Meeting with the Dalai Lama can come with a price

The World
Here is the Dalai Lama not meeting with President Obama on February 5, 2015, in Washington. Instead, he is shaking hands with Valerie Jarrett, a senior advisor to the US president.

The Dalai Lama got a pretty big shout out today in Washington: President Barack Obama pressed his palms together in a traditional Tibetan sign of respect and called the Tibetan Buddhist leader “a good friend.”

Obama was speaking at a prayer breakfast event at the White House, where he offered a special welcome to the exiled Tibetan Buddhist leader and called him “a powerful example of what it means to practice compassion ... who inspires us to speak up for the freedom and dignity of all human beings.”

This kind of happy talk does not go over well in Beijing. China has long viewed the exiled Dalai Lama as an advocate for violent separatism in the Tibetan parts of the country.

Xinhua, the Chinese government's official news agency, warned Obama on Thursday to stay away from the Dalai Lama, cautioning that “any possible meeting or encounter between the two is sure to have negative consequences because the Dalai Lama is a political liability which backfires.” 

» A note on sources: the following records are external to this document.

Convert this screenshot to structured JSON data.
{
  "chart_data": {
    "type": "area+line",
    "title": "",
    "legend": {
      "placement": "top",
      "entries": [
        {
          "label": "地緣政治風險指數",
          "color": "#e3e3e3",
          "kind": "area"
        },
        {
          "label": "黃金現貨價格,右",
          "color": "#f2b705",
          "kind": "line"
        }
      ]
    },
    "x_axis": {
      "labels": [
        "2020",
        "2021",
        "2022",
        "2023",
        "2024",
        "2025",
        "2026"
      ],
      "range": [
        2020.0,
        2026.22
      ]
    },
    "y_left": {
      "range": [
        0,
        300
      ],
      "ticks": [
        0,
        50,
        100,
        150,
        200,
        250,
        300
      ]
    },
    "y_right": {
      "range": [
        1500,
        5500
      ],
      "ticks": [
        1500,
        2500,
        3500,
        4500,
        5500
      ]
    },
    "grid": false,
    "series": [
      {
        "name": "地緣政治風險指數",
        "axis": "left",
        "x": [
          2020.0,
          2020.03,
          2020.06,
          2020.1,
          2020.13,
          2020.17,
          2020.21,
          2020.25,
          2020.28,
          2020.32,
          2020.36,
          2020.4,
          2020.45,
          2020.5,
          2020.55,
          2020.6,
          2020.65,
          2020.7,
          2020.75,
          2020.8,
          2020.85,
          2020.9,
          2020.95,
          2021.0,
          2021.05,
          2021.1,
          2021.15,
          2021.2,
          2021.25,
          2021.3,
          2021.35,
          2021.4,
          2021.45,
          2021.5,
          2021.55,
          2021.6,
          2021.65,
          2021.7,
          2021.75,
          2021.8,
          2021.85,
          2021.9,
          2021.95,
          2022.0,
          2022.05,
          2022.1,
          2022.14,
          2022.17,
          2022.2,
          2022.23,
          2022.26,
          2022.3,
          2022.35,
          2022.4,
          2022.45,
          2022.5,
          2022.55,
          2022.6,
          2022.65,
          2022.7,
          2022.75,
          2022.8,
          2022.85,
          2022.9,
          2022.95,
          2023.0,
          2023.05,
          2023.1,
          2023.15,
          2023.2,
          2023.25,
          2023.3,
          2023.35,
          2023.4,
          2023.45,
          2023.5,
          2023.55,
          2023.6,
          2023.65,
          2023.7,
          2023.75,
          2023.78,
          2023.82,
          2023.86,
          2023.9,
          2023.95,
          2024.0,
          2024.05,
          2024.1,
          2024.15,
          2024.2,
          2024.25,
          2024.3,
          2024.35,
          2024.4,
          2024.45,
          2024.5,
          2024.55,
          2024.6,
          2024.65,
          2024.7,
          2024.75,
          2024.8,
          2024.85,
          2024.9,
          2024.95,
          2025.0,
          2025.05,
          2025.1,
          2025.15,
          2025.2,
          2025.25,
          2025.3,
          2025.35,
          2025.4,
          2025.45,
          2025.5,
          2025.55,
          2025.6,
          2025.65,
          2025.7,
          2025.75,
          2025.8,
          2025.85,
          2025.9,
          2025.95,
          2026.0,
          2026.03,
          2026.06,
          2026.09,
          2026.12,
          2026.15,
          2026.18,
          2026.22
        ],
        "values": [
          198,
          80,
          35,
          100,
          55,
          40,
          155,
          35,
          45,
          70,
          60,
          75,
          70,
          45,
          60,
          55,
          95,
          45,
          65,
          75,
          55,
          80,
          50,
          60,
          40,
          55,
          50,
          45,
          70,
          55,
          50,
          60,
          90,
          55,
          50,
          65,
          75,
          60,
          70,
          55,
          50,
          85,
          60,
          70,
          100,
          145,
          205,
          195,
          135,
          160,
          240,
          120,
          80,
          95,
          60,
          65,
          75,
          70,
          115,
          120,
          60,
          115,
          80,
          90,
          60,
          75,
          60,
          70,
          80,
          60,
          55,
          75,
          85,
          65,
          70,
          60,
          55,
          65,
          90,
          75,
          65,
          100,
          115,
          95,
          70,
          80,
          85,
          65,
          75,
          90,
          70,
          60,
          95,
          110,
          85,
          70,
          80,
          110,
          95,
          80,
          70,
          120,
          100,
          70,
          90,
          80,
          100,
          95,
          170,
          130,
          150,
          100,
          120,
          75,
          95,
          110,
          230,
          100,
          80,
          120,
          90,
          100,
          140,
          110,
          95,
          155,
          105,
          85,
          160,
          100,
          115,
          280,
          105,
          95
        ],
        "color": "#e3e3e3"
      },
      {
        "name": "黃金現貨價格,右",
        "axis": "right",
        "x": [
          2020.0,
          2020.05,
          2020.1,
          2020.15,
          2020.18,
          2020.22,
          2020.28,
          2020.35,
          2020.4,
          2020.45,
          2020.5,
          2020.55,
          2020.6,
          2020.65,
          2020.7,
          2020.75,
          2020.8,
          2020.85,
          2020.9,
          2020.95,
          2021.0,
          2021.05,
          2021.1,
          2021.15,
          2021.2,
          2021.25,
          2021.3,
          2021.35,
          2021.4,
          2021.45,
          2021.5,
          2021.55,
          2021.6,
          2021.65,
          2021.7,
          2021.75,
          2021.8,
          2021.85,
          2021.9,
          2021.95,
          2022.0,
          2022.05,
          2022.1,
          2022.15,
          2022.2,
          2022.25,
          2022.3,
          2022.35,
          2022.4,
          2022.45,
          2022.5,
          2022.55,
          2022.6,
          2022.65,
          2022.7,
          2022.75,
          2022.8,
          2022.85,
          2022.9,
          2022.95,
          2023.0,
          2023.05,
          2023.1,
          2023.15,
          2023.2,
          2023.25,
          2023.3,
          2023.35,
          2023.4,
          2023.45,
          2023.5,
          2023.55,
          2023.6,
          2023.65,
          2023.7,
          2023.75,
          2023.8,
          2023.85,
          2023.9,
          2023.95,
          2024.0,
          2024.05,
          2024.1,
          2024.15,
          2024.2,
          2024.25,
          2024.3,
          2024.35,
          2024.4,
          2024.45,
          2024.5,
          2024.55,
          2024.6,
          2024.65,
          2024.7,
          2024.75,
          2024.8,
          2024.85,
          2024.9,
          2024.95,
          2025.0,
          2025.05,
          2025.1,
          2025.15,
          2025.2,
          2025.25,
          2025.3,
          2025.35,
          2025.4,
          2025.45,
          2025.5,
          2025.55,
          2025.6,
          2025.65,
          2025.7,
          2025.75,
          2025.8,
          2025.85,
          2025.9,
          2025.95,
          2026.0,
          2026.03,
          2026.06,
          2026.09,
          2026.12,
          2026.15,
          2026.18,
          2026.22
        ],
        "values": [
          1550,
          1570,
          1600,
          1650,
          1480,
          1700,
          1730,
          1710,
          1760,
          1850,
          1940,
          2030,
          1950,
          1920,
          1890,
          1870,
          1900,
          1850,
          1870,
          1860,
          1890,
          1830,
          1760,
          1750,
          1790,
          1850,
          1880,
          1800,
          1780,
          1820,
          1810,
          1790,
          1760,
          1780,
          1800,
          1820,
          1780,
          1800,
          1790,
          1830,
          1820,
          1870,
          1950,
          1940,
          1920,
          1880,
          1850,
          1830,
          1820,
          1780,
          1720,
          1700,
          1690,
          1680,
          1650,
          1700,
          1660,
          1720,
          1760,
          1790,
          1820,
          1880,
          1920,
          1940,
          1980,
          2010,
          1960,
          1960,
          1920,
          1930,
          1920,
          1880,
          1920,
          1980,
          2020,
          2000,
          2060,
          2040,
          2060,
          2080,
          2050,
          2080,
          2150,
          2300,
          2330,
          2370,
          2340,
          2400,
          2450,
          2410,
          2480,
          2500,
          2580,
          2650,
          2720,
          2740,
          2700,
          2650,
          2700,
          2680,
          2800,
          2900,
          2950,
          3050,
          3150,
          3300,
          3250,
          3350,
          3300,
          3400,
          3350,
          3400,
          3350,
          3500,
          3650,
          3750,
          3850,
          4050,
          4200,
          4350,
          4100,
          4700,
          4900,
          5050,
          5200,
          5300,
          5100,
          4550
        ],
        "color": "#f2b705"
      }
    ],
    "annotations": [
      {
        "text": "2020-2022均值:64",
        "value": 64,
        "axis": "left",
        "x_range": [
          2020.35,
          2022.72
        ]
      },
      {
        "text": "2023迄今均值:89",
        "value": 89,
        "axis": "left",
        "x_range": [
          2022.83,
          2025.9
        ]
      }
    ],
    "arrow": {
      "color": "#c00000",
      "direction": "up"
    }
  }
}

The agency then laid those liabilities: “Chumming with a secessionist is playing with fire, which severely harms the mutual trust between China and the United States, and downgrades Obama's credit as a national leader for breaking his commitments to China on the Tibet issue."

These aren't just empty words: Going against Beijing’s wishes and meeting with the Dalai Lama can come with a price. That was the conclusion of a 2010 study by two European academics, Andreas Fuchs and Nils-Hendrik Klann. They looked at the economic ramifications that follow when national leaders publicly embrace the Dalai Lama.

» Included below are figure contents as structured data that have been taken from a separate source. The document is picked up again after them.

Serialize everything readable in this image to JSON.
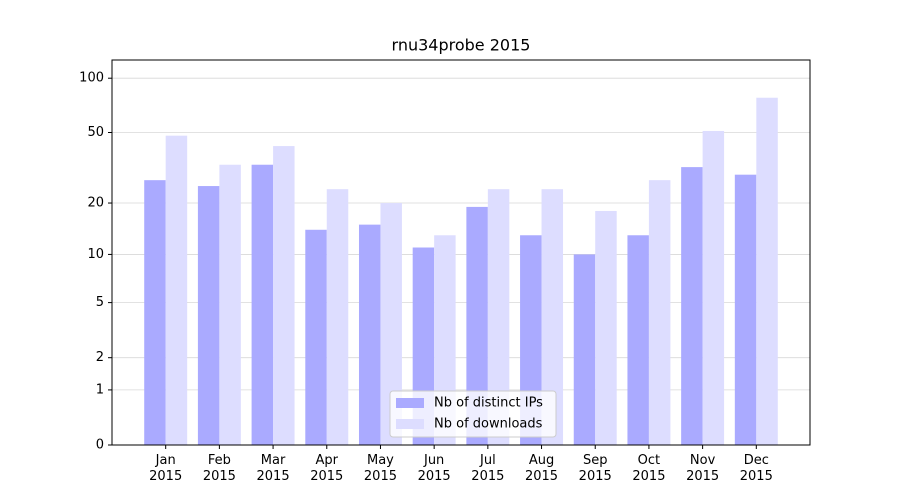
{
  "chart_data": {
    "type": "bar",
    "title": "rnu34probe 2015",
    "categories": [
      "Jan\n2015",
      "Feb\n2015",
      "Mar\n2015",
      "Apr\n2015",
      "May\n2015",
      "Jun\n2015",
      "Jul\n2015",
      "Aug\n2015",
      "Sep\n2015",
      "Oct\n2015",
      "Nov\n2015",
      "Dec\n2015"
    ],
    "series": [
      {
        "name": "Nb of distinct IPs",
        "color": "#aaaaff",
        "values": [
          27,
          25,
          33,
          14,
          15,
          11,
          19,
          13,
          10,
          13,
          32,
          29
        ]
      },
      {
        "name": "Nb of downloads",
        "color": "#ddddff",
        "values": [
          48,
          33,
          42,
          24,
          20,
          13,
          24,
          24,
          18,
          27,
          51,
          78
        ]
      }
    ],
    "y_scale": "log1p",
    "ylim": [
      0,
      126
    ],
    "yticks": [
      0,
      1,
      2,
      5,
      10,
      20,
      50,
      100
    ],
    "grid": true,
    "legend": "lower center"
  }
}
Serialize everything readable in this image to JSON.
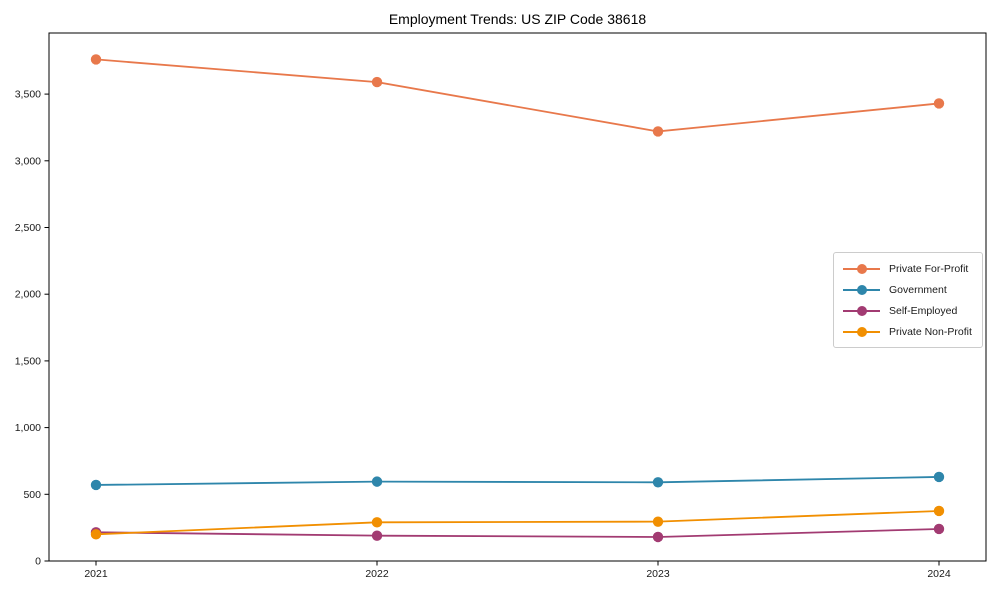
{
  "chart_data": {
    "type": "line",
    "title": "Employment Trends: US ZIP Code 38618",
    "categories": [
      "2021",
      "2022",
      "2023",
      "2024"
    ],
    "series": [
      {
        "name": "Private For-Profit",
        "color": "#E8784B",
        "values": [
          3760,
          3590,
          3220,
          3430
        ]
      },
      {
        "name": "Government",
        "color": "#2E86AB",
        "values": [
          570,
          595,
          590,
          630
        ]
      },
      {
        "name": "Self-Employed",
        "color": "#A23B72",
        "values": [
          215,
          190,
          180,
          240
        ]
      },
      {
        "name": "Private Non-Profit",
        "color": "#F18F01",
        "values": [
          200,
          290,
          295,
          375
        ]
      }
    ],
    "xlabel": "",
    "ylabel": "",
    "ylim": [
      0,
      3958
    ],
    "ytick_values": [
      0,
      500,
      1000,
      1500,
      2000,
      2500,
      3000,
      3500
    ],
    "ytick_labels": [
      "0",
      "500",
      "1,000",
      "1,500",
      "2,000",
      "2,500",
      "3,000",
      "3,500"
    ],
    "grid": false,
    "legend_position": "center-right",
    "axis_color": "#000000",
    "tick_label_color": "#1a1a1a"
  }
}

The study found that a country's exports to China dropped by more than 8 percent for about two years. “When you add up all the people who’ve met with the Dalai Lama over these years, that’s hundreds of millions — if not billions — of dollars,” of lost trade, says Isaac Stone Fish, the Asia editor at Foreign Policy Magazine.

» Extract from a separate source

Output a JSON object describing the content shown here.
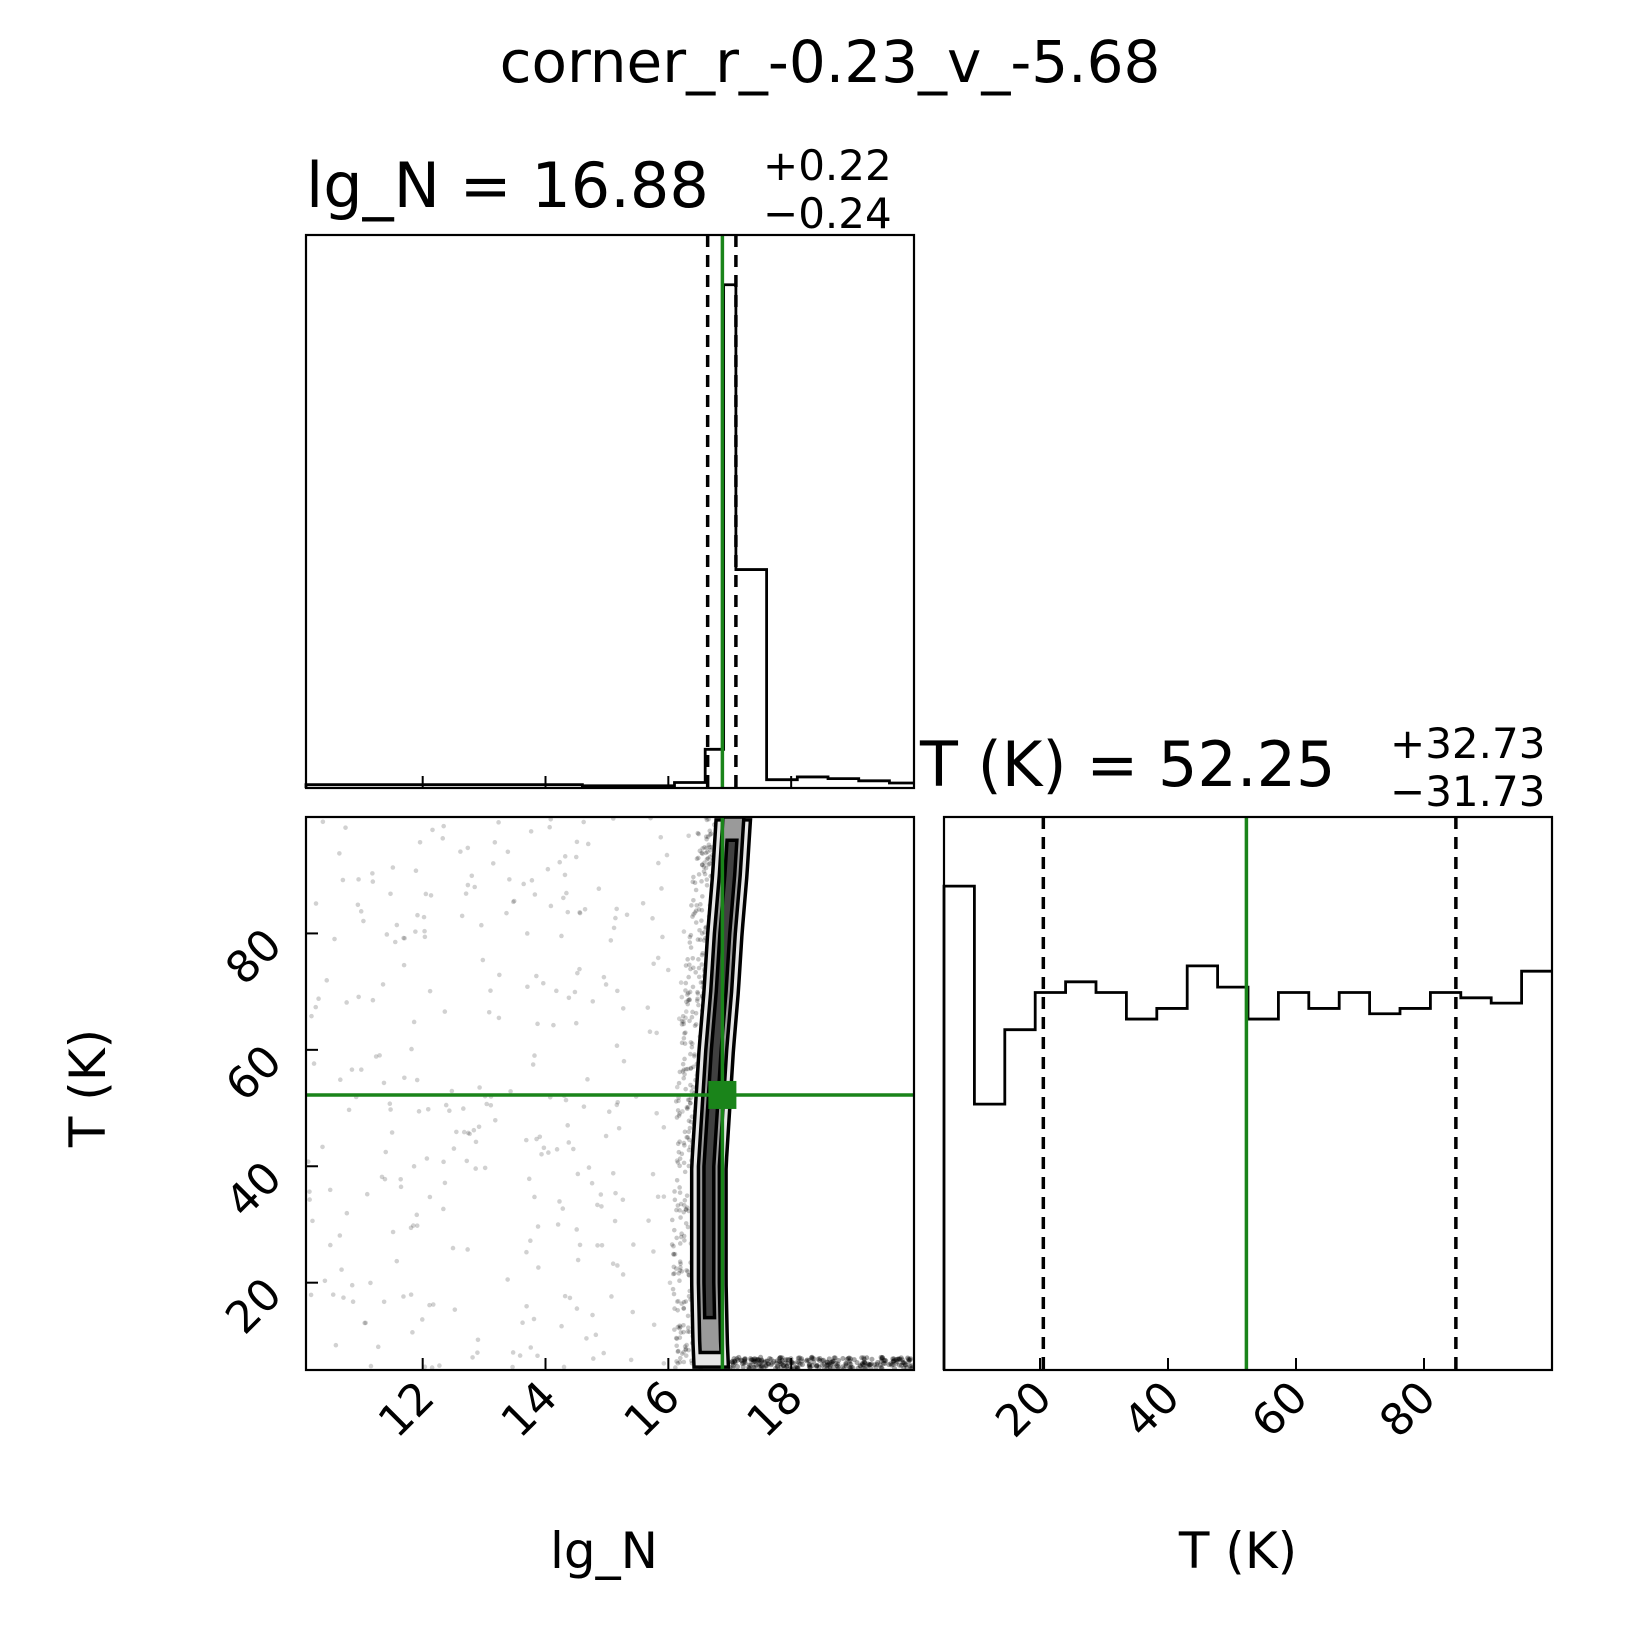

But Stone Fish says the fallout from Thursday's White House visit by the Dalai Lama probably won't to mean a big dip in American exports. For one, President Obama did not actually meet directly with the Tibetan leader.

“Obama did give him a little 'Namaste,'" Stone Fish says. “But they didn’t actually meet. There are no photographs of them together. And [for Beijing], that’s a better outcome.”

The other factor has to do with the unique relationship between the US and China. “It’s so important, and encompasses so many other things, it’s unlikely that this stink will last very long,” Stone Fish ays.

Angering the Chinese government can also bring a diplomatic price. When Chinese dissident Liu Xiaobo won the Nobel Peace Prize in 2010, not only Norway’s exports to China took a hit. Stone Fish says Norwegian citizens were denied visas to enter China, and Norway’s diplomats felt like they were frozen out of the international scene as punishment for Oslo’s choice of Liu, who was sentenced in 2009 to 11 years in prison for subversion.

“So when the Dalai Lama [planned a visit] to Norway in 2014, [the Norwegian government] didn’t let him meet with the prime minister,” Stone Fish says. It might be worth noting that the Dalai Lama himself is a Nobel Prize winner, which makes this perceived snub all the more significant.  

All of this pressure might be working for Beijing. The Dalai Lama met with 11 top leaders in 2001; in 2013, as Stone Fish notes, he only met two,. 

Of course, when countries decide to bend to Beijing’s wishes by refusing to meet the Tibetan leader, they may also lose something less tangible than trade revenue or diplomatic leverage. “Their moral stock goes down just a little bit,” Stone Fish says.